Le lendemain, les deux livreurs de la nouvelle machine reviennent. « Ah… mais elle est déjà montée ? » Ils poussent de grands cris étonnés. Moi je ne sais pas quoi leur dire. C’est le propriétaire qui gère les allées et venues des techniciens. Ils repartent sans prendre la vieille machine.

Plus tard, un homme arrive : « Je viens chercher la vieille machine! ». Il est seul avec juste une petite planche sur roulettes. Je l’aide à y caler la machine et il s’en va. Mais refuse de prendre le grand carton.

Une heure après, ça sonne à nouveau à la porte. Un homme se tient là. « Je viens chercher la vieille machine! », clame-t-il. « Ah mais vos collègues sont venus il y a une heure à peine. » Il est étonné. Ronchonne. Puis décide finalement de prendre le carton.

En 4 jour, nous avons eu la visite d’une dizaine de personnes. Mais la situation est finalement réglée.

07 février – Machina enigma!

Notre machine à laver le linge est devenue folle. Elle ne recrache plus l’eau… et retient en otage une dizaine d’innocentes chaussettes, un linge apeuré, deux éponges lavables et sept culottes qui tentent de tenir le coup malgré la pression.

Nous avons donc commencé les négociations. Mais… malgré tout le tact, la douceur et même l’acceptation du chantage, rien n’y a fait… il a donc fallu employer les grands moyens : appeler la compagnie de machines à laver.

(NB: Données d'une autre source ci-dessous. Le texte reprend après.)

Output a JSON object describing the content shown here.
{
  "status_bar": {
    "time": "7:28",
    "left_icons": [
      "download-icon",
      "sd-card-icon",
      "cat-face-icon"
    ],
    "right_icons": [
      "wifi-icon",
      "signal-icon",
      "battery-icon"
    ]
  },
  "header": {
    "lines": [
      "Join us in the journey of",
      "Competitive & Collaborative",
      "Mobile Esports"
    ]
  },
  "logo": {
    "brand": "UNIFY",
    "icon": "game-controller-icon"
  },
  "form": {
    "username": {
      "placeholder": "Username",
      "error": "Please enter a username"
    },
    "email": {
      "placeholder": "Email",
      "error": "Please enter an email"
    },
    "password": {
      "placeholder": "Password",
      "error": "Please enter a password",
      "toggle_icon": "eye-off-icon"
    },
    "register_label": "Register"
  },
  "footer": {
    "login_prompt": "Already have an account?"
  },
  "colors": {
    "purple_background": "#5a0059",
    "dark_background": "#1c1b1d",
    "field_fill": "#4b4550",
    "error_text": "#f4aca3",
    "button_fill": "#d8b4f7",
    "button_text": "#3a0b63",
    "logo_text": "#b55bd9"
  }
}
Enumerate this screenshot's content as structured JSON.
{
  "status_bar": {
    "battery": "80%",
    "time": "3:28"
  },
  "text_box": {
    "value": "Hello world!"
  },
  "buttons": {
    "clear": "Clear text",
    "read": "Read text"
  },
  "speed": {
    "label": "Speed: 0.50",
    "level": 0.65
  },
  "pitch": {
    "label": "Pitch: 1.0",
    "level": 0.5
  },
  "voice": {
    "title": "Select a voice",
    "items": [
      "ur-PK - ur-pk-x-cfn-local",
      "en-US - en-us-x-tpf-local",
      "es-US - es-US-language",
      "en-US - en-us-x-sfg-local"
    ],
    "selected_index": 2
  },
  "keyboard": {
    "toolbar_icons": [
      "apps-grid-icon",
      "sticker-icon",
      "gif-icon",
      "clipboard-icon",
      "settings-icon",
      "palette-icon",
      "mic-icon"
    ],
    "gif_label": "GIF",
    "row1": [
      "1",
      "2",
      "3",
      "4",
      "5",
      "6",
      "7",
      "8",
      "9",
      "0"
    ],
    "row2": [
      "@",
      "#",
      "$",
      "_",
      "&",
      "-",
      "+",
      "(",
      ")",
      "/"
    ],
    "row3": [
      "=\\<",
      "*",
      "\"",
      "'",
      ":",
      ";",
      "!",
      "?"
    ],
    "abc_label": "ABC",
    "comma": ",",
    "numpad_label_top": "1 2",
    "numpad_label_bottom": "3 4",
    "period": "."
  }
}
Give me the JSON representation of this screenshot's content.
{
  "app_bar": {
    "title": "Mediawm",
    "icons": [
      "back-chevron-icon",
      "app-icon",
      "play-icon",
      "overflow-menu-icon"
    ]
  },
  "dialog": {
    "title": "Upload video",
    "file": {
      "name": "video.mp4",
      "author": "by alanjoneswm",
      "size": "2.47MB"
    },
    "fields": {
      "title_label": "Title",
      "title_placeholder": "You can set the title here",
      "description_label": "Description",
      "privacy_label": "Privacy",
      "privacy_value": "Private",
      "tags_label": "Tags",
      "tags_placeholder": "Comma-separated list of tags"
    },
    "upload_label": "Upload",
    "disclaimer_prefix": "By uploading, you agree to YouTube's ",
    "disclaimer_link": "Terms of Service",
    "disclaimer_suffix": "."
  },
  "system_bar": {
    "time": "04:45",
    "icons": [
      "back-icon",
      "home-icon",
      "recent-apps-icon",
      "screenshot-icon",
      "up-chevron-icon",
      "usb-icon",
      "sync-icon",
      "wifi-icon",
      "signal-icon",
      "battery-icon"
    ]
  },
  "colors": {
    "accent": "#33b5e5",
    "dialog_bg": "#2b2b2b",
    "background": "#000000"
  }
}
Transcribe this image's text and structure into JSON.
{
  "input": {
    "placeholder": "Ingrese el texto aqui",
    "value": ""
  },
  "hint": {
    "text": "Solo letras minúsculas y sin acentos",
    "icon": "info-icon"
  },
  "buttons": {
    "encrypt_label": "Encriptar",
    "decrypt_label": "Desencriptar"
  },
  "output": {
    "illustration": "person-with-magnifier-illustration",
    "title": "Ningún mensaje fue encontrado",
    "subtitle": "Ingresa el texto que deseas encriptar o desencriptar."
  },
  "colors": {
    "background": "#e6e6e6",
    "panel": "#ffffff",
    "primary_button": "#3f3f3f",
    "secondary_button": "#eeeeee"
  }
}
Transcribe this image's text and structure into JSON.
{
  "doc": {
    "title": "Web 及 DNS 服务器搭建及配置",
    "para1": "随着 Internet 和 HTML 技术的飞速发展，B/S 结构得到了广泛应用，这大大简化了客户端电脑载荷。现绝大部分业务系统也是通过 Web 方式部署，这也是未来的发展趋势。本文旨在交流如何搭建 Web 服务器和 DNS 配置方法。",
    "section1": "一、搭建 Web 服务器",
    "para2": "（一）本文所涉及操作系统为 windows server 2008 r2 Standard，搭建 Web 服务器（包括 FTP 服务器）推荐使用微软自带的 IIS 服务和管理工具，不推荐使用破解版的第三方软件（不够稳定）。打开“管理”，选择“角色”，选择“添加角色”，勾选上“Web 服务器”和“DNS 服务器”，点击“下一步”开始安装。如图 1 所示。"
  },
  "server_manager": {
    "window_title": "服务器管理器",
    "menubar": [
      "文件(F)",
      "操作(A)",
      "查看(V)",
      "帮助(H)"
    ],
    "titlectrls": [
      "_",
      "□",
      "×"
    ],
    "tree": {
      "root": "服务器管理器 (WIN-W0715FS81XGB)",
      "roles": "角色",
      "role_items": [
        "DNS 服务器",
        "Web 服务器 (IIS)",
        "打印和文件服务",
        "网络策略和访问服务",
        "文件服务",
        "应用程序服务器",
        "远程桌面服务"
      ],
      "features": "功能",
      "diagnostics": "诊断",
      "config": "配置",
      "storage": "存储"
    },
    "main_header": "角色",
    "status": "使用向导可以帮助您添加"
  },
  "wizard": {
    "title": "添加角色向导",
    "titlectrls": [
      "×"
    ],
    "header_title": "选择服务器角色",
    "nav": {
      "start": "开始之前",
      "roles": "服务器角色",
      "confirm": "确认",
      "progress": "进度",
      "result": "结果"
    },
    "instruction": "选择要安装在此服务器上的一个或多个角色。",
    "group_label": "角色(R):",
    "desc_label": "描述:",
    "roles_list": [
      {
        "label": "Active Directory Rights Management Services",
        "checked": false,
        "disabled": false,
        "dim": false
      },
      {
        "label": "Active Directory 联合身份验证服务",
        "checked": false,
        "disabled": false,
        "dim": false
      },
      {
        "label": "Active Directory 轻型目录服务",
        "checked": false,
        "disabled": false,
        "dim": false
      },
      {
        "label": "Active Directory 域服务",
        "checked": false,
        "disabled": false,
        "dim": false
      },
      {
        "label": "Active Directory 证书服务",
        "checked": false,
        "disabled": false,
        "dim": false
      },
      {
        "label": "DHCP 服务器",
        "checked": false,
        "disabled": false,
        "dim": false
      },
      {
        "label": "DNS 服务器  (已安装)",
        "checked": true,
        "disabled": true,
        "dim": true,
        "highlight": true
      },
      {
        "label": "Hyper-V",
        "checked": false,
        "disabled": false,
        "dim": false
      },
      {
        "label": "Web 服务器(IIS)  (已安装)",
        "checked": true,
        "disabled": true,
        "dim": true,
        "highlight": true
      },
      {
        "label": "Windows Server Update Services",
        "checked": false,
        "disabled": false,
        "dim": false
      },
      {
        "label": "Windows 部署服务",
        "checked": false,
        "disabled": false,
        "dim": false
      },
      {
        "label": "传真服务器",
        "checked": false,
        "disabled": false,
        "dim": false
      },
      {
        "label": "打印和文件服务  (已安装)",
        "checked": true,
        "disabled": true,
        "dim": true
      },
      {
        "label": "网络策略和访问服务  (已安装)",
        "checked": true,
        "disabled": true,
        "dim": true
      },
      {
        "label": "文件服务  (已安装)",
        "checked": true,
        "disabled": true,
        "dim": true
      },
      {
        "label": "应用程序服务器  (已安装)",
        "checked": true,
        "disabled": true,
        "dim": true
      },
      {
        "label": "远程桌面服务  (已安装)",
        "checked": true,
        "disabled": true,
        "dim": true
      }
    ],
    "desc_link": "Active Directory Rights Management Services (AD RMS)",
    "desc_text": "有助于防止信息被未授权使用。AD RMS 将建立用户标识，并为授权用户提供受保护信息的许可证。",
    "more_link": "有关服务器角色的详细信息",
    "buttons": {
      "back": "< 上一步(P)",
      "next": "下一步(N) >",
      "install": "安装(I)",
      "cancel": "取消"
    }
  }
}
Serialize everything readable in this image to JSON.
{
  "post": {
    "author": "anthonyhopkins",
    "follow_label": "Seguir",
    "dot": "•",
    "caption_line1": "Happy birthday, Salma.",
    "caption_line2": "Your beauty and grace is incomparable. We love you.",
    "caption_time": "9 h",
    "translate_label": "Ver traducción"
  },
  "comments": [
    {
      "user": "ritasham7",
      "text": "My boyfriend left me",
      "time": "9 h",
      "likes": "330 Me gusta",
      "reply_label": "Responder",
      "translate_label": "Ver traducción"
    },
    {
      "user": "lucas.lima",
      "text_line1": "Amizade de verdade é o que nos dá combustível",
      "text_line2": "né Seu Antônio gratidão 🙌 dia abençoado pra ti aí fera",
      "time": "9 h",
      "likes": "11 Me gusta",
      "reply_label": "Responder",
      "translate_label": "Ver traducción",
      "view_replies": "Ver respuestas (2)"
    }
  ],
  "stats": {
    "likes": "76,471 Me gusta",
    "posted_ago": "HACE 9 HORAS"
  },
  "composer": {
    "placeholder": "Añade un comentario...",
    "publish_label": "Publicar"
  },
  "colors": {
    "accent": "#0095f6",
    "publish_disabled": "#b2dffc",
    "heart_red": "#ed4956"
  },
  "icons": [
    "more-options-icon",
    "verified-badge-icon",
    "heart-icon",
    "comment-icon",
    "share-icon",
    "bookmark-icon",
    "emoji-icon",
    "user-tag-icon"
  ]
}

C’est là que tout se corse. Une fois avoir trouvé le site, galéré 25 minutes pour changer la langue du site vers l’anglais, trouver le service client… j’ai enfin réussi à avoir quelqu’un au bout du fil. Mais, pour pouvoir faire réparer notre machine, nous devons fournir le numéro de téléphone de la personne l’ayant achetée. Nous sommes locataires et donc il nous faut le numéro de notre propriétaire que nous n’avons pas. Nous appelons donc l’agence de location… qui nous donne le numéro du propriétaire, qui est un numéro nous menant vers… quelqu’un ne parlant pas du tout anglais. Je ne sais pas dire machine à laver le linge en cantonais, ni tuyau, ni écoulement. C’est donc mal barré.

Très gentiment, un collègue de Nicolas nous a donc servi d’interprète. Après de longues minutes de pourparler, peut-être qu’ils pourront envoyer quelqu’un demain. Ou peut-être pas. Tout est mystérieux et très compliqué. La suite au prochain épisode. Pour le moment, nous ne pouvons donc qu’avoir une pensée émue pour nos sous-vêtements qui angoissent dans l’obscurité du tambour rempli d’eau.